O tempo, sempre traiçoeiro e enganoso. O que seria o tempo, na verdade? Apenas mais uma ilusão da nossa mente caótica, ou algo, como dizem, inexorável? Acho engraçada essa idéia de inexorabilidade. É como uma sina. Não se pode fugir dela. Isso significa que não se pode fugir do tempo. O que na verdade é uma mentira. Não uma mentira no sentido clássico; mais como uma inverdade. Uma inverdade, pois cada um vive em seu próprio tempo, têm suas próprias percepções da realidade, se relaciona com o mundo de uma forma diferente. Então creio que é correto dizer que cada um possui o seu próprio tempo, e que esta inexorabilidade é muito relativa. A nossa maior sina é relativa – depende de uma interpretação própria. Cronos é apenas uma pintura antiga. O relógio é apenas uma máquina. O que mede verdadeiramente o nosso tempo é a forma como vivenciamos a realidade. E não digo isso num sentido filosófico-abstrato, mas no sentido real. O tempo é relativo. É uma construção.

Foi assim. Eu estava sentado pensando sobre o tempo quando ela chegou.
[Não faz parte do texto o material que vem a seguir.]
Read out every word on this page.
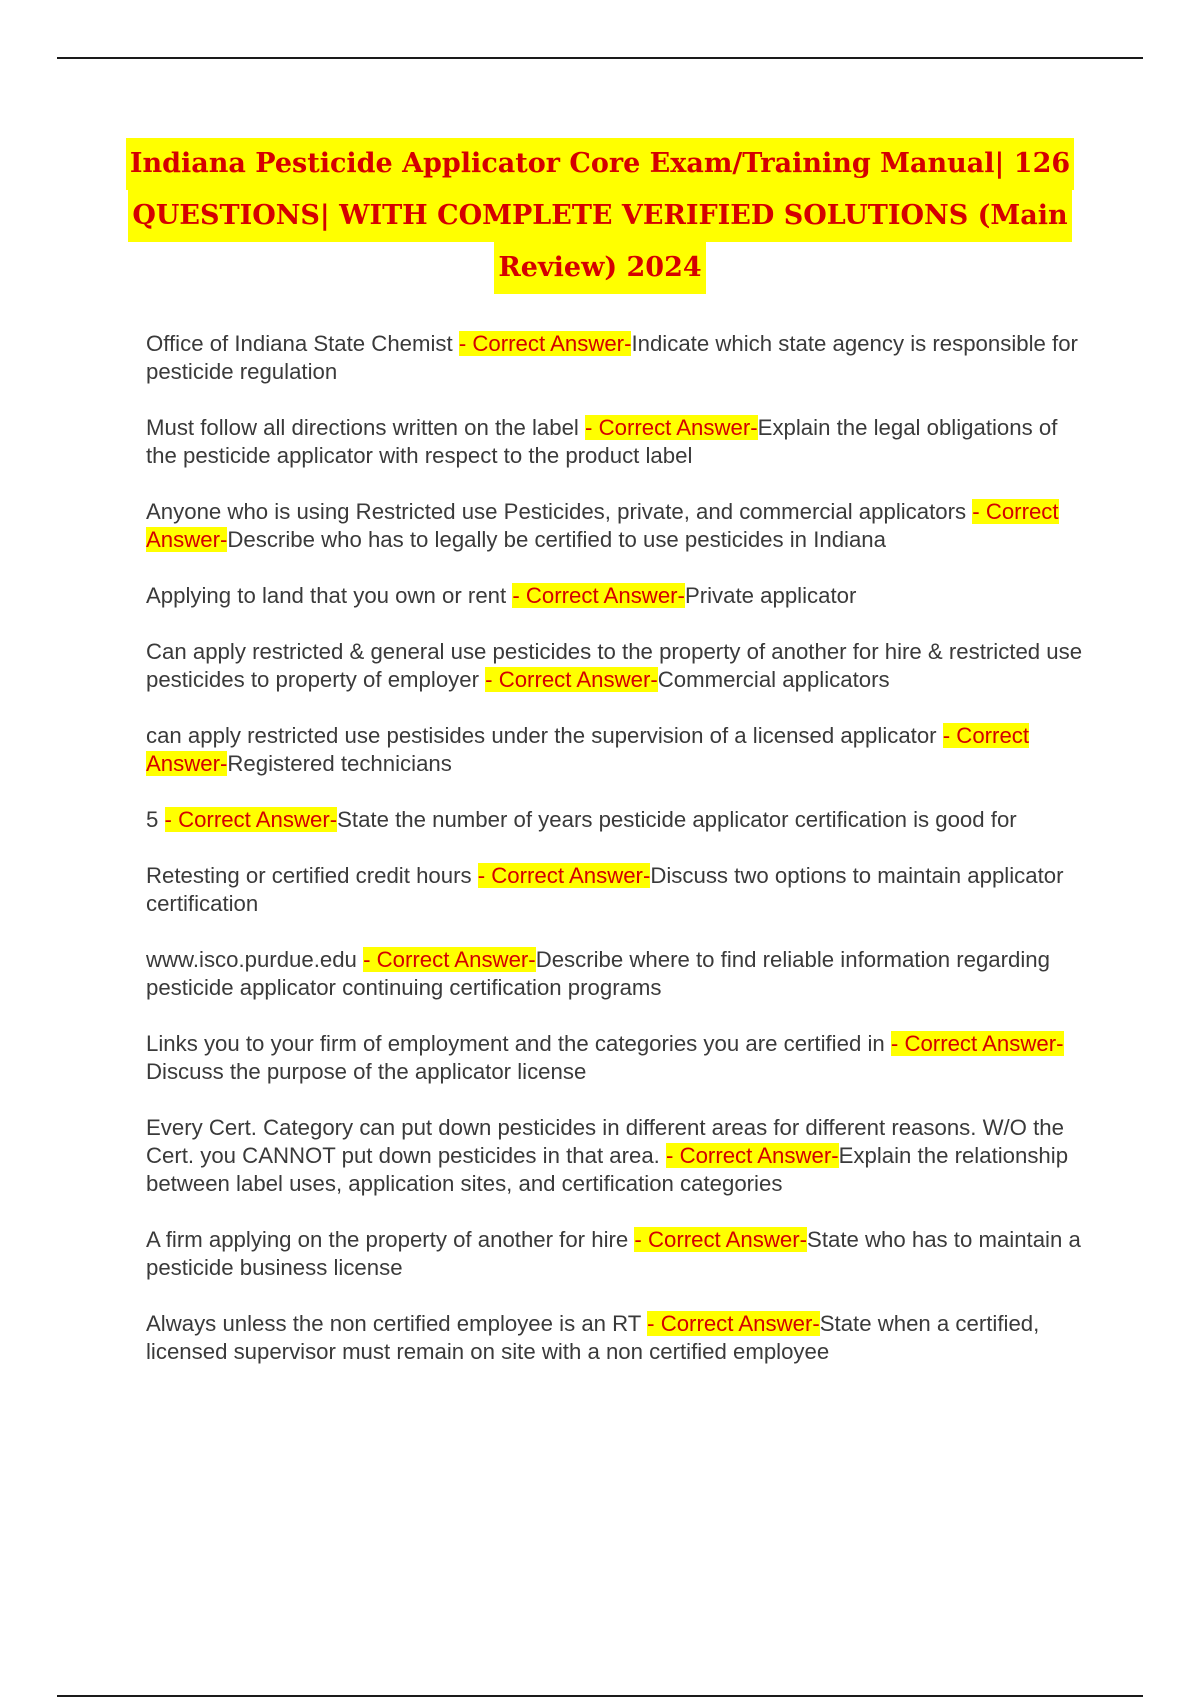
Indiana Pesticide Applicator Core Exam/Training Manual| 126
QUESTIONS| WITH COMPLETE VERIFIED SOLUTIONS (Main
Review) 2024

Office of Indiana State Chemist - Correct Answer-Indicate which state agency is responsible for pesticide regulation

Must follow all directions written on the label - Correct Answer-Explain the legal obligations of the pesticide applicator with respect to the product label

Anyone who is using Restricted use Pesticides, private, and commercial applicators - Correct Answer-Describe who has to legally be certified to use pesticides in Indiana

Applying to land that you own or rent - Correct Answer-Private applicator

Can apply restricted & general use pesticides to the property of another for hire & restricted use pesticides to property of employer - Correct Answer-Commercial applicators

can apply restricted use pestisides under the supervision of a licensed applicator - Correct Answer-Registered technicians

5 - Correct Answer-State the number of years pesticide applicator certification is good for

Retesting or certified credit hours - Correct Answer-Discuss two options to maintain applicator certification

www.isco.purdue.edu - Correct Answer-Describe where to find reliable information regarding pesticide applicator continuing certification programs

Links you to your firm of employment and the categories you are certified in - Correct Answer-Discuss the purpose of the applicator license

Every Cert. Category can put down pesticides in different areas for different reasons. W/O the Cert. you CANNOT put down pesticides in that area. - Correct Answer-Explain the relationship between label uses, application sites, and certification categories

A firm applying on the property of another for hire - Correct Answer-State who has to maintain a pesticide business license

Always unless the non certified employee is an RT - Correct Answer-State when a certified, licensed supervisor must remain on site with a non certified employee
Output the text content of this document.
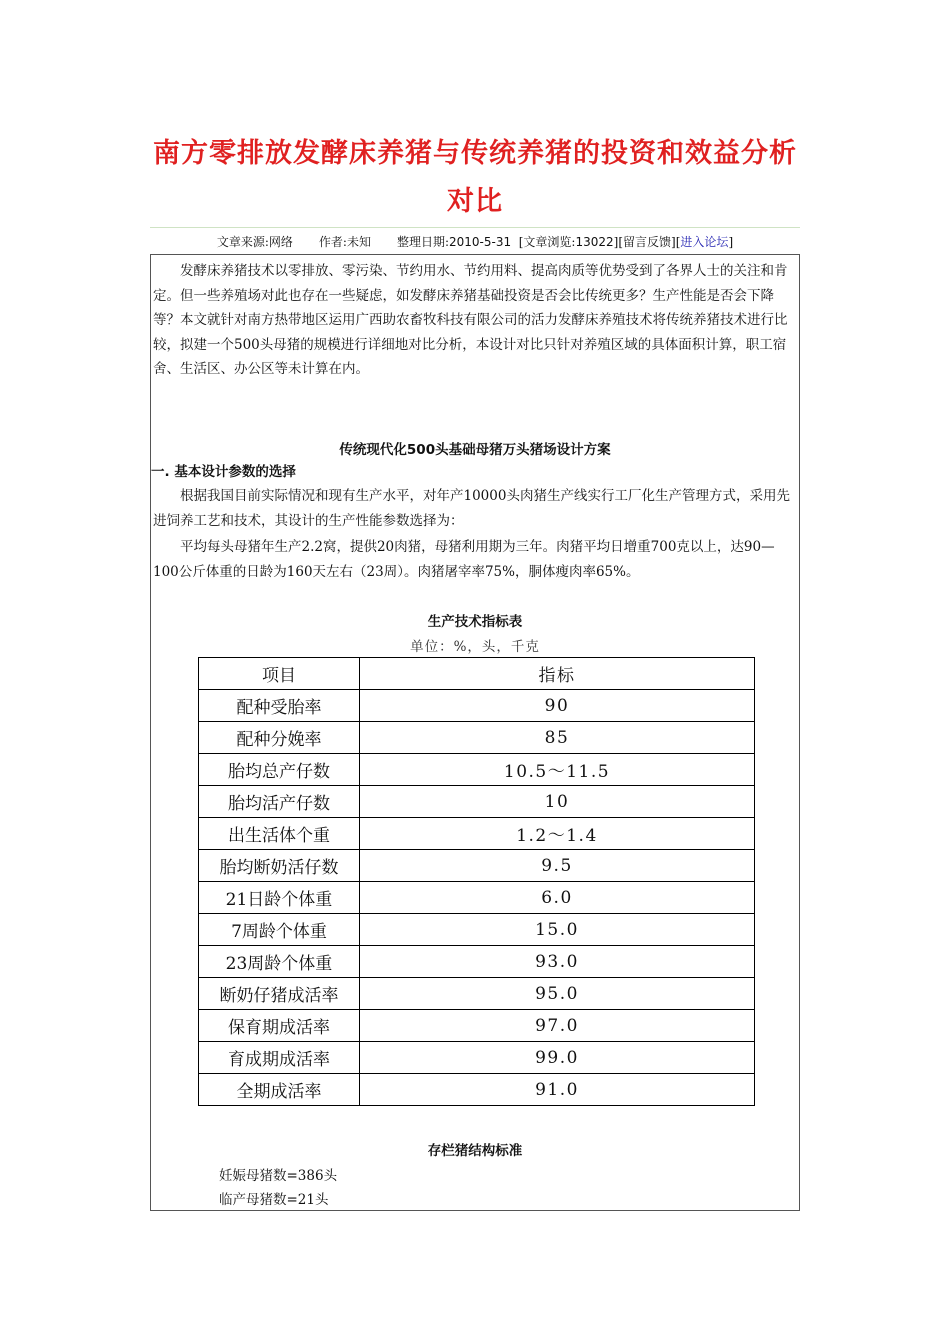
南方零排放发酵床养猪与传统养猪的投资和效益分析对比
文章来源:网络 作者:未知 整理日期:2010-5-31 [文章浏览:13022][留言反馈][进入论坛]

  发酵床养猪技术以零排放、零污染、节约用水、节约用料、提高肉质等优势受到了各界人士的关注和肯定。但一些养殖场对此也存在一些疑虑，如发酵床养猪基础投资是否会比传统更多？生产性能是否会下降等？本文就针对南方热带地区运用广西助农畜牧科技有限公司的活力发酵床养殖技术将传统养猪技术进行比较，拟建一个500头母猪的规模进行详细地对比分析，本设计对比只针对养殖区域的具体面积计算，职工宿舍、生活区、办公区等未计算在内。

传统现代化500头基础母猪万头猪场设计方案
一. 基本设计参数的选择

  根据我国目前实际情况和现有生产水平，对年产10000头肉猪生产线实行工厂化生产管理方式，采用先进饲养工艺和技术，其设计的生产性能参数选择为：

  平均每头母猪年生产2.2窝，提供20肉猪，母猪利用期为三年。肉猪平均日增重700克以上，达90—100公斤体重的日龄为160天左右（23周）。肉猪屠宰率75%，胴体瘦肉率65%。

生产技术指标表
单位：%，头，千克
项目	指标
配种受胎率	90
配种分娩率	85
胎均总产仔数	10.5～11.5
胎均活产仔数	10
出生活体个重	1.2～1.4
胎均断奶活仔数	9.5
21日龄个体重	6.0
7周龄个体重	15.0
23周龄个体重	93.0
断奶仔猪成活率	95.0
保育期成活率	97.0
育成期成活率	99.0
全期成活率	91.0
存栏猪结构标准
妊娠母猪数=386头
临产母猪数=21头
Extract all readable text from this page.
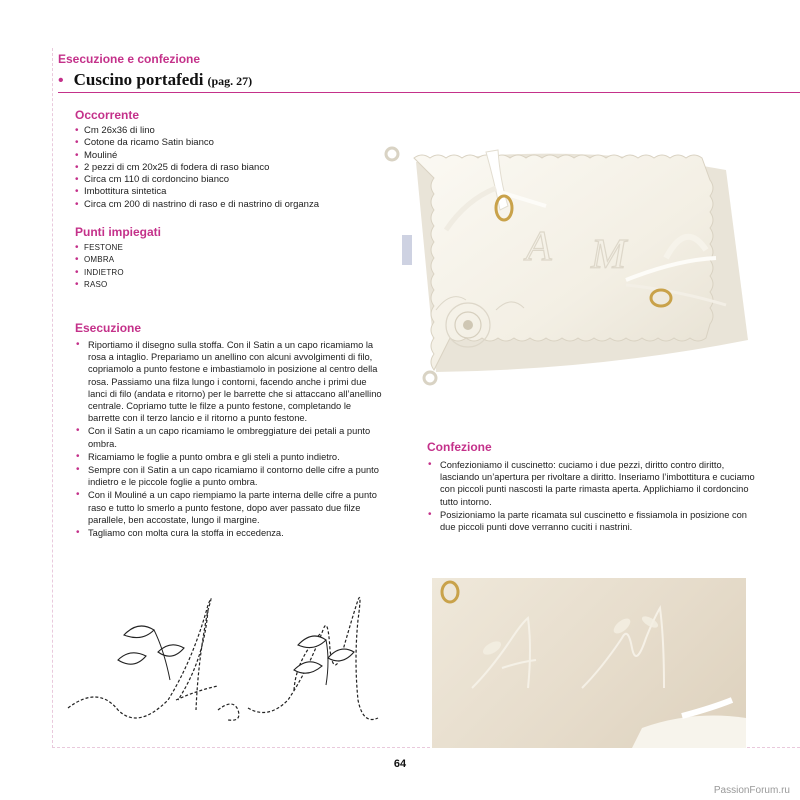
Esecuzione e confezione
• Cuscino portafedi (pag. 27)
Occorrente
• Cm 26x36 di lino
• Cotone da ricamo Satin bianco
• Mouliné
• 2 pezzi di cm 20x25 di fodera di raso bianco
• Circa cm 110 di cordoncino bianco
• Imbottitura sintetica
• Circa cm 200 di nastrino di raso e di nastrino di organza
Punti impiegati
• FESTONE
• OMBRA
• INDIETRO
• RASO
Esecuzione
• Riportiamo il disegno sulla stoffa. Con il Satin a un capo ricamiamo la rosa a intaglio. Prepariamo un anellino con alcuni avvolgimenti di filo, copriamolo a punto festone e imbastiamolo in posizione al centro della rosa. Passiamo una filza lungo i contorni, facendo anche i primi due lanci di filo (andata e ritorno) per le barrette che si attaccano all’anellino centrale. Copriamo tutte le filze a punto festone, completando le barrette con il terzo lancio e il ritorno a punto festone.
• Con il Satin a un capo ricamiamo le ombreggiature dei petali a punto ombra.
• Ricamiamo le foglie a punto ombra e gli steli a punto indietro.
• Sempre con il Satin a un capo ricamiamo il contorno delle cifre a punto indietro e le piccole foglie a punto ombra.
• Con il Mouliné a un capo riempiamo la parte interna delle cifre a punto raso e tutto lo smerlo a punto festone, dopo aver passato due filze parallele, ben accostate, lungo il margine.
• Tagliamo con molta cura la stoffa in eccedenza.
Confezione
• Confezioniamo il cuscinetto: cuciamo i due pezzi, diritto contro diritto, lasciando un’apertura per rivoltare a diritto. Inseriamo l’imbottitura e cuciamo con piccoli punti nascosti la parte rimasta aperta. Applichiamo il cordoncino tutto intorno.
• Posizioniamo la parte ricamata sul cuscinetto e fissiamola in posizione con due piccoli punti dove verranno cuciti i nastrini.
A M
64
PassionForum.ru
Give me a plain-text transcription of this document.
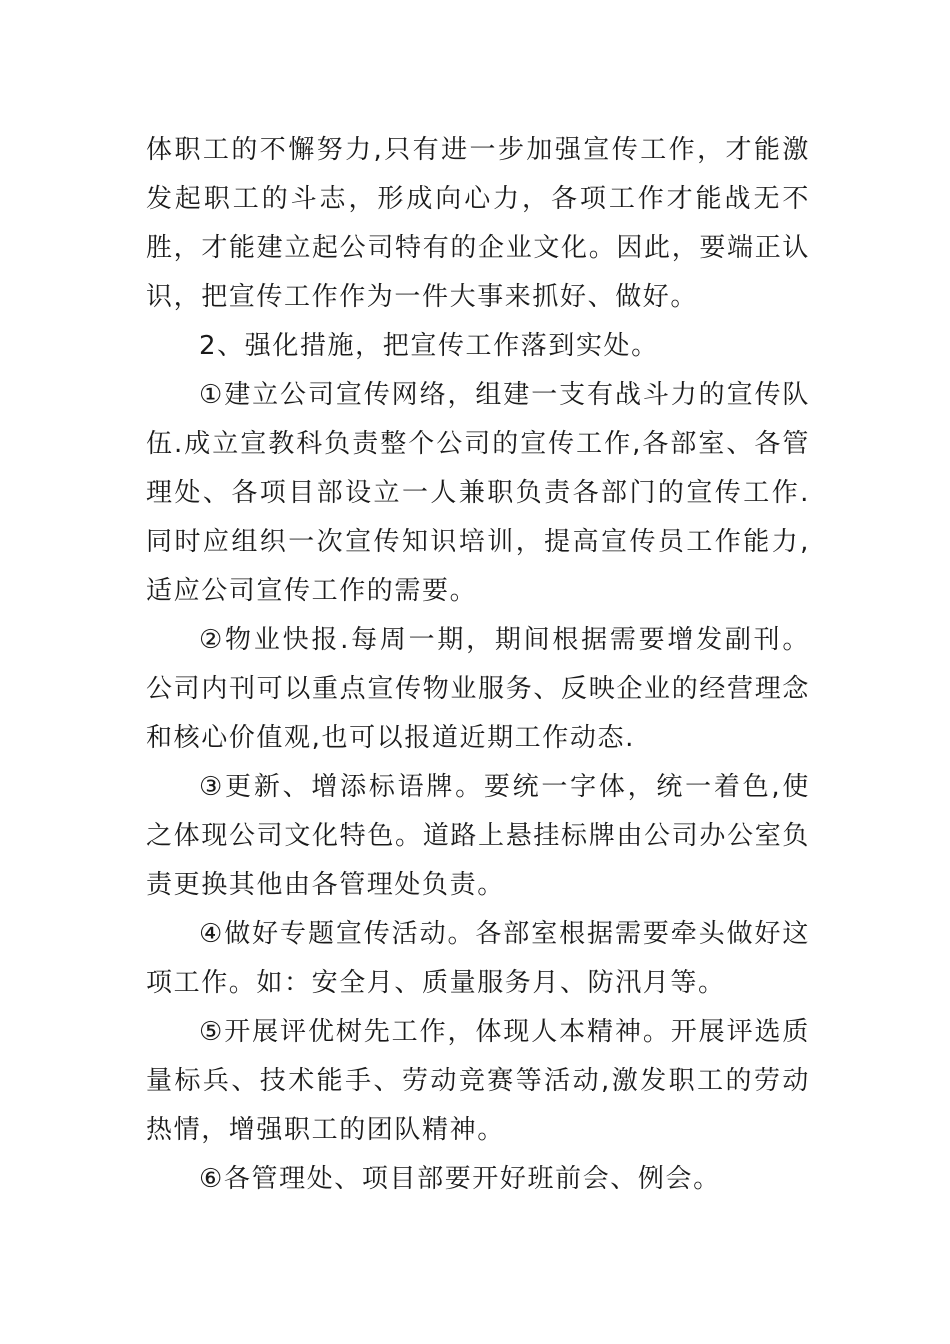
体职工的不懈努力,只有进一步加强宣传工作，才能激发起职工的斗志，形成向心力，各项工作才能战无不胜，才能建立起公司特有的企业文化。因此，要端正认识，把宣传工作作为一件大事来抓好、做好。

2、强化措施，把宣传工作落到实处。

①建立公司宣传网络，组建一支有战斗力的宣传队伍.成立宣教科负责整个公司的宣传工作,各部室、各管理处、各项目部设立一人兼职负责各部门的宣传工作.同时应组织一次宣传知识培训，提高宣传员工作能力,适应公司宣传工作的需要。

②物业快报.每周一期，期间根据需要增发副刊。公司内刊可以重点宣传物业服务、反映企业的经营理念和核心价值观,也可以报道近期工作动态.

③更新、增添标语牌。要统一字体，统一着色,使之体现公司文化特色。道路上悬挂标牌由公司办公室负责更换其他由各管理处负责。

④做好专题宣传活动。各部室根据需要牵头做好这项工作。如：安全月、质量服务月、防汛月等。

⑤开展评优树先工作，体现人本精神。开展评选质量标兵、技术能手、劳动竞赛等活动,激发职工的劳动热情，增强职工的团队精神。

⑥各管理处、项目部要开好班前会、例会。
Largou suas coisas sobre a cadeira, sobre a mesa, sobre a outra cadeira – a capacidade feminina de sempre carregar mil coisas que não usarão nunca. Conversava, falava sozinha – ou comigo – de outro cômodo. Era barulhenta. Minha paz estava suspensa, e eu sabia que só seria restaurada no momento exato em que ela fosse dormir, reclamando que eu não iria com ela.

Tínhamos horários diferentes. Ela trabalhava o dia inteiro e estudava à noite. Eu ia dormir ao raiar do dia, acordava na metade da tarde. Passava a tarde, a noite e a madrugada pensando, lendo, escrevendo; tentando ser grandioso e artístico. Olhando agora, creio que talvez tenha sido justamente esta impossibilidade de estarmos sempre juntos, compartilhando vivências, que tenha feito nosso relacionamento durar tanto tempo – e da forma mais saudável que era possível entre nós.

Esse saudável incluía, em primeiro lugar, a não-traição. Eu poderia dizer fidelidade, ao invés de não-traição, mas o fato é que não seria apropriado. Todas as milhares de tentativas anteriores de relacionamentos entre nós haviam fracassado justamente pelas traições, de forma que trair-se era o normal para nós. Não éramos pessoas confiáveis – não confiávamos um no outro. Por isso a não-traição como premissa básica de um novo início.

Ela tinha necessidade da minha presença constante e contínua em sua vida. Eu tinha necessidade de solidão. E liberdade. Tinha necessidade de amizades e vinhos. Ela tinha necessidade de mim. Isso gerava um claro desequilíbrio. À noite, a sua necessidade absoluta de mim acabava com o meu tesão. Eu disfarçava. Ia escrever, ler, assistir um filme. Qualquer coisa que me distraísse da necessidade que ela tinha de mim. Ela me sugava. Drenava minha alma. Era uma parasita. Eu sentia isso ao escrever. Quando passava muito tempo com ela, os textos saíam vazios. Ela me sugava.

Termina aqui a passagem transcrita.